Abstract

In wet gas pipelines, Monoethylene glycol (MEG) is a widely used hydrate inhibitor which has been shown to decrease the corrosion rate of carbon steel in CO2 environments. In a top of the line corrosion (TLC) situation, MEG is also known to affect both water condensation and TLC rates. However, the extent of its effect on corrosion depends mainly on the concentration of MEG present in the condensed water. Until now, rather scarce and conflicting information exist on this topic. This work presents a mechanistic water/MEG co-condensation model in the presence of a noncondensing gas (CO2).
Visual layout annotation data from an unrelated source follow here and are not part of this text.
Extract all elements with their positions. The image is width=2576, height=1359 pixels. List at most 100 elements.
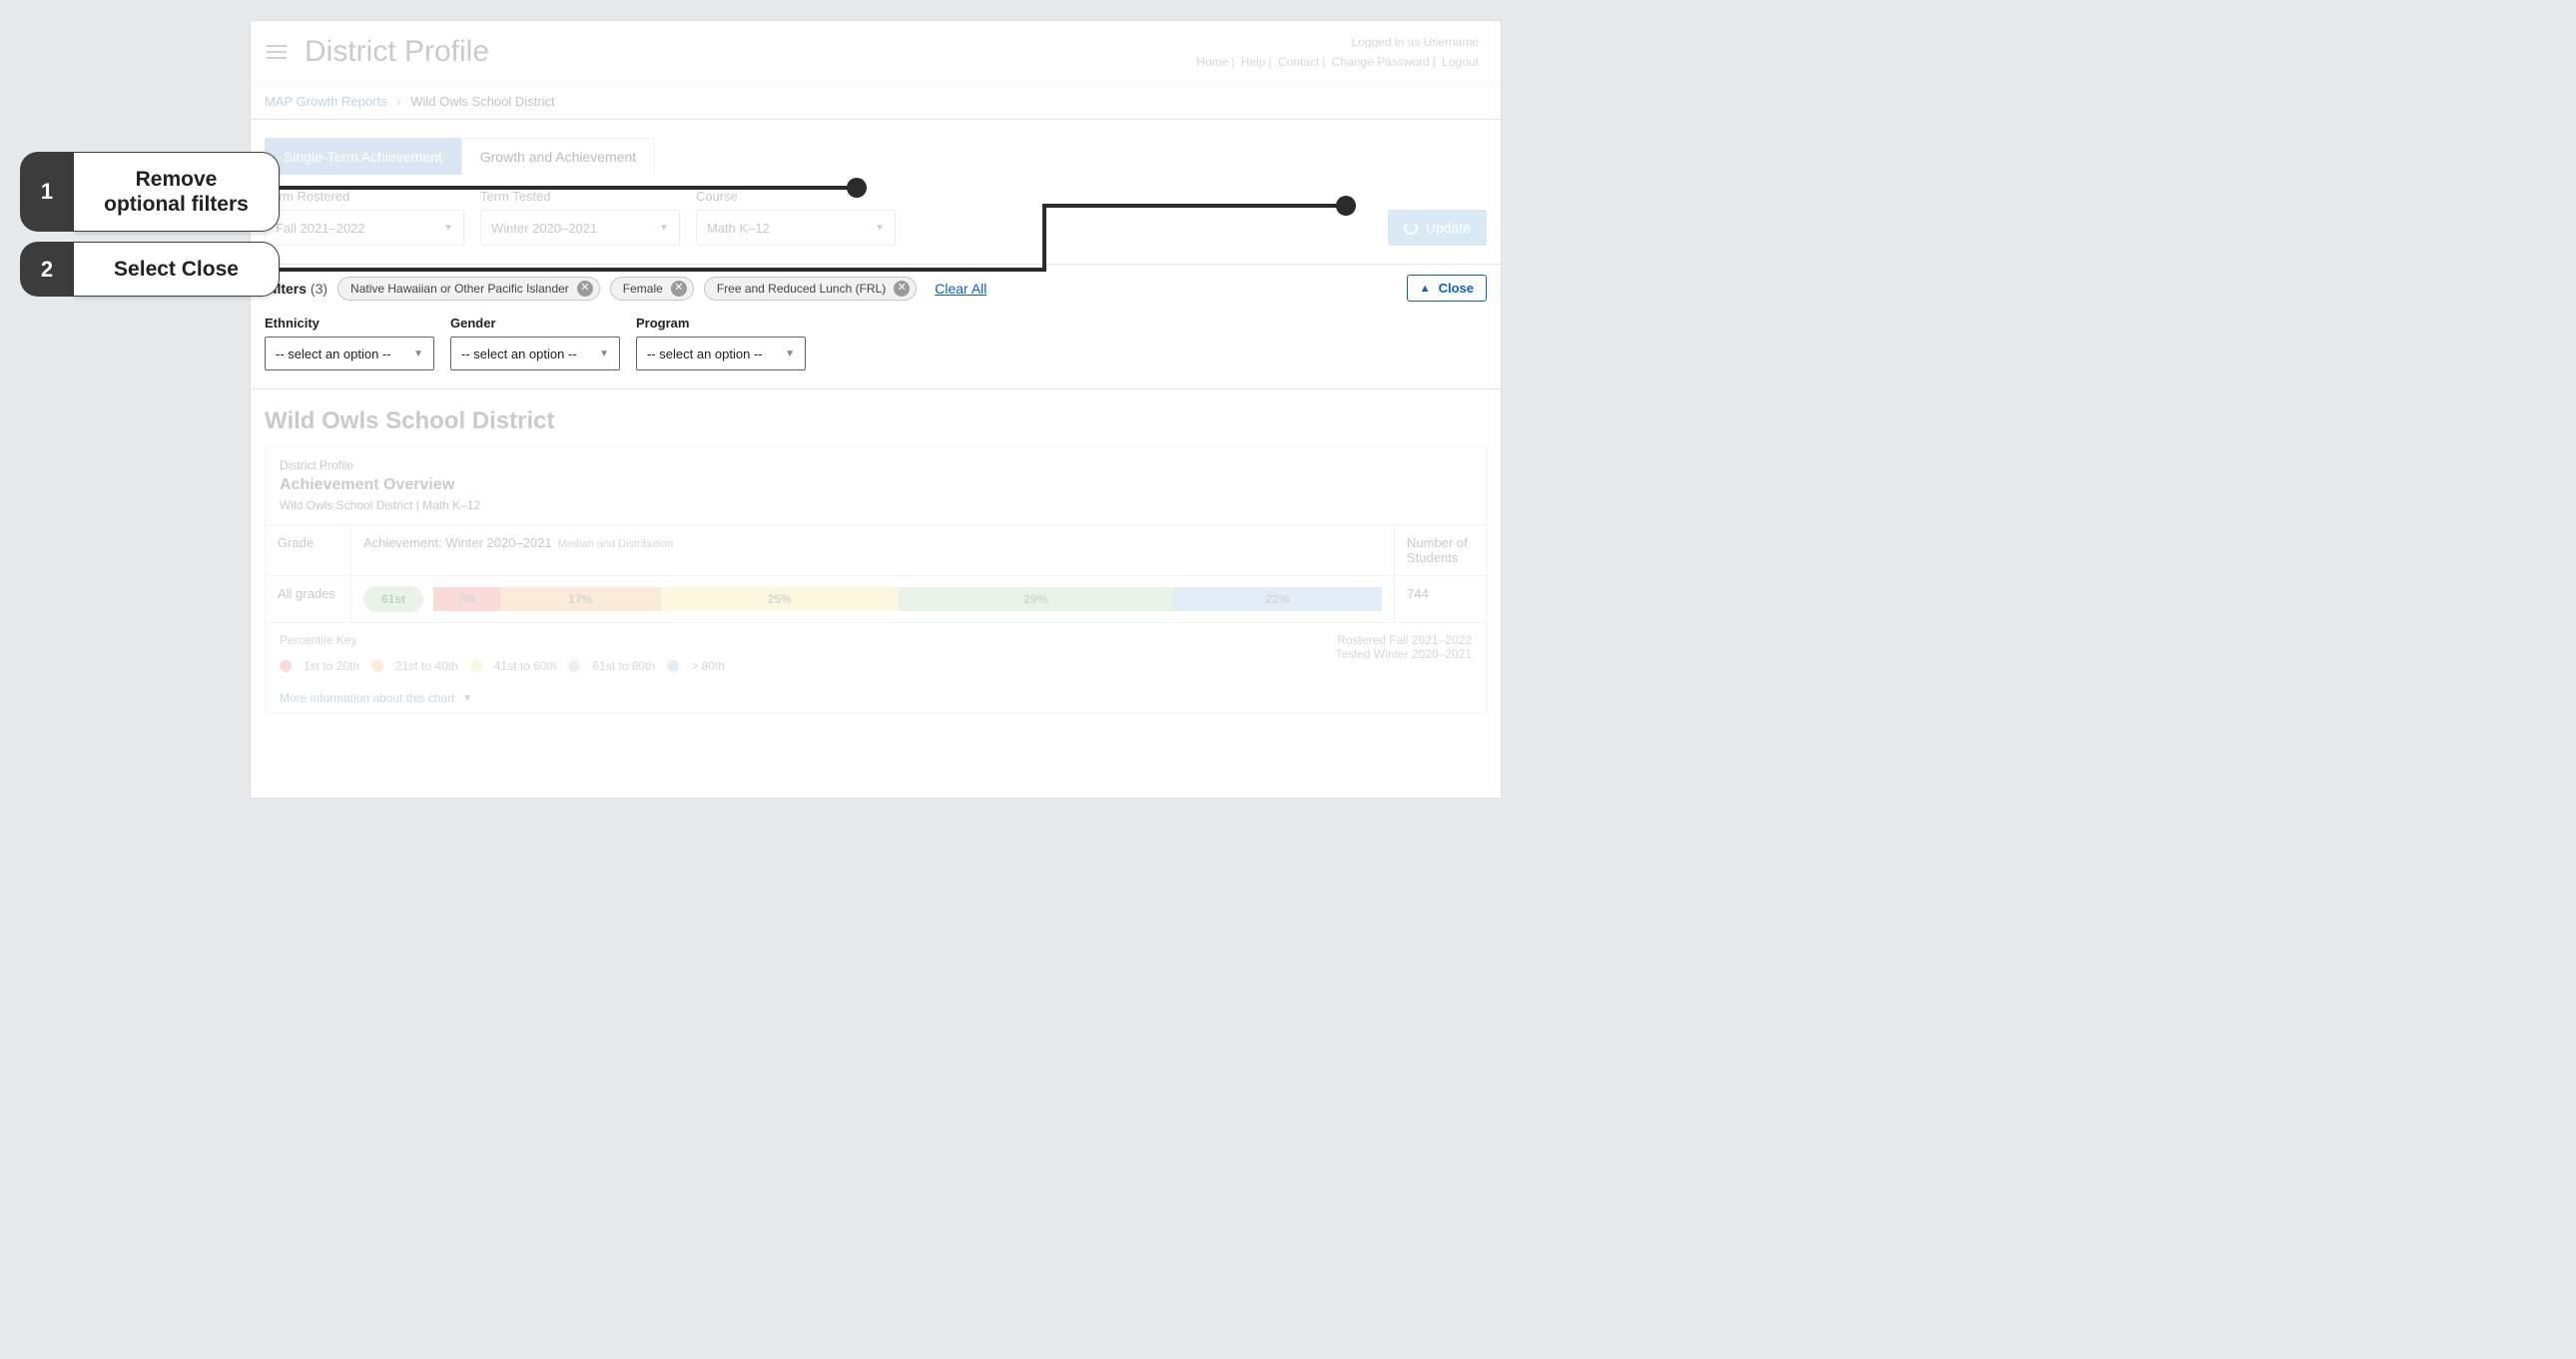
content-area: Wild Owls School District District Profi… [251,389,1501,714]
home-link[interactable]: Home [1196,55,1228,69]
program-placeholder: -- select an option -- [647,346,763,361]
filter-chip-ethnicity[interactable]: Native Hawaiian or Other Pacific Islande… [337,277,600,301]
key-label-5: > 80th [691,659,725,673]
percentile-pill: 61st [363,586,423,612]
program-select[interactable]: -- select an option -- ▼ [636,337,806,370]
callout-text: Select Close [74,242,280,297]
clear-all-link[interactable]: Clear All [935,281,986,297]
ethnicity-label: Ethnicity [265,316,434,331]
term-rostered-select[interactable]: Fall 2021–2022 ▼ [265,210,464,246]
close-button-label: Close [1439,281,1474,296]
filter-chip-label: Female [623,282,663,296]
close-icon[interactable]: ✕ [577,281,593,297]
app-header: District Profile Logged in as Username H… [251,21,1501,84]
chevron-down-icon: ▼ [413,348,423,359]
callout-text: Remove optional filters [74,152,280,232]
dist-seg-5: 22% [1173,587,1382,611]
row-num-students: 744 [1394,576,1486,622]
ethnicity-select[interactable]: -- select an option -- ▼ [265,337,434,370]
gender-select[interactable]: -- select an option -- ▼ [450,337,620,370]
district-title: Wild Owls School District [251,389,1501,445]
key-dot-1 [280,660,292,672]
key-dot-3 [470,660,482,672]
footer-tested: Tested Winter 2020–2021 [1335,647,1472,661]
update-button[interactable]: Update [1388,210,1487,246]
dist-seg-1: 7% [433,587,500,611]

The model predictions of condensation rate and MEG concentration in the condensing phase are compared with loop test results, showing good agreement. The results show that an increase of the MEG content at the bottom of the line decreases the water condensation rate and increases the MEG content of the condensing phase at the top of the line. However, this effect is not significant unless the MEG content in the bulk liquid phase is higher than 70-80 wt%. Long term corrosion experiments are also presented showing that the injection of 50 wt% and 70 wt% MEG at the bottom have a minimal effect on both general and localized corrosion rates. On the other hand, the presence of 90 wt% MEG at the bottom of the line decreased the top of the line corrosion rate significantly due to a sharp decrease in condensation rate and a significant increase in MEG content in the condensing phase.

Introduction

For economic reasons and operational flexibility, unprocessed wet gas is often directly transported in subsea pipelines to onshore processing plants for dehydration, rather than being dried on offshore platforms. During wet gas transportation, the water vapor in the gas phase will condense on the internal pipeline surface due to the difference of temperature between the wet gas stream and the outside environment, leading to top of the line corrosion (TLC). TLC is caused by the dissolution of corrosive gases, like carbon dioxide and hydrogen sulfide, in the condensed water. The presence of acetic acid can also enhance TLC. In sweet environment, the initially high rates of iron dissolution lead to the rapid development of a corrosion product layer (FeCO3) on the steel surface. The protectiveness of this layer is constantly challenged by the continuous condensation of water vapor and renewal of water droplets. At low water condensation rates, TLC rates remain manageable. At high water condensation rates, TLC can become a serious issue, leading to pipe failures. The water condensation rate has long been recognized as the key factor influencing the rate of top of the line corrosion in CO2 environments. In addition, top of the line corrosion can be a serious concern in the oil and gas industry due to the limited options for corrosion mitigation. The traditional corrosion inhibitors injected in the liquid phase at the bottom of the pipeline are often non-volatile and cannot reach the condensed water at the top of the line.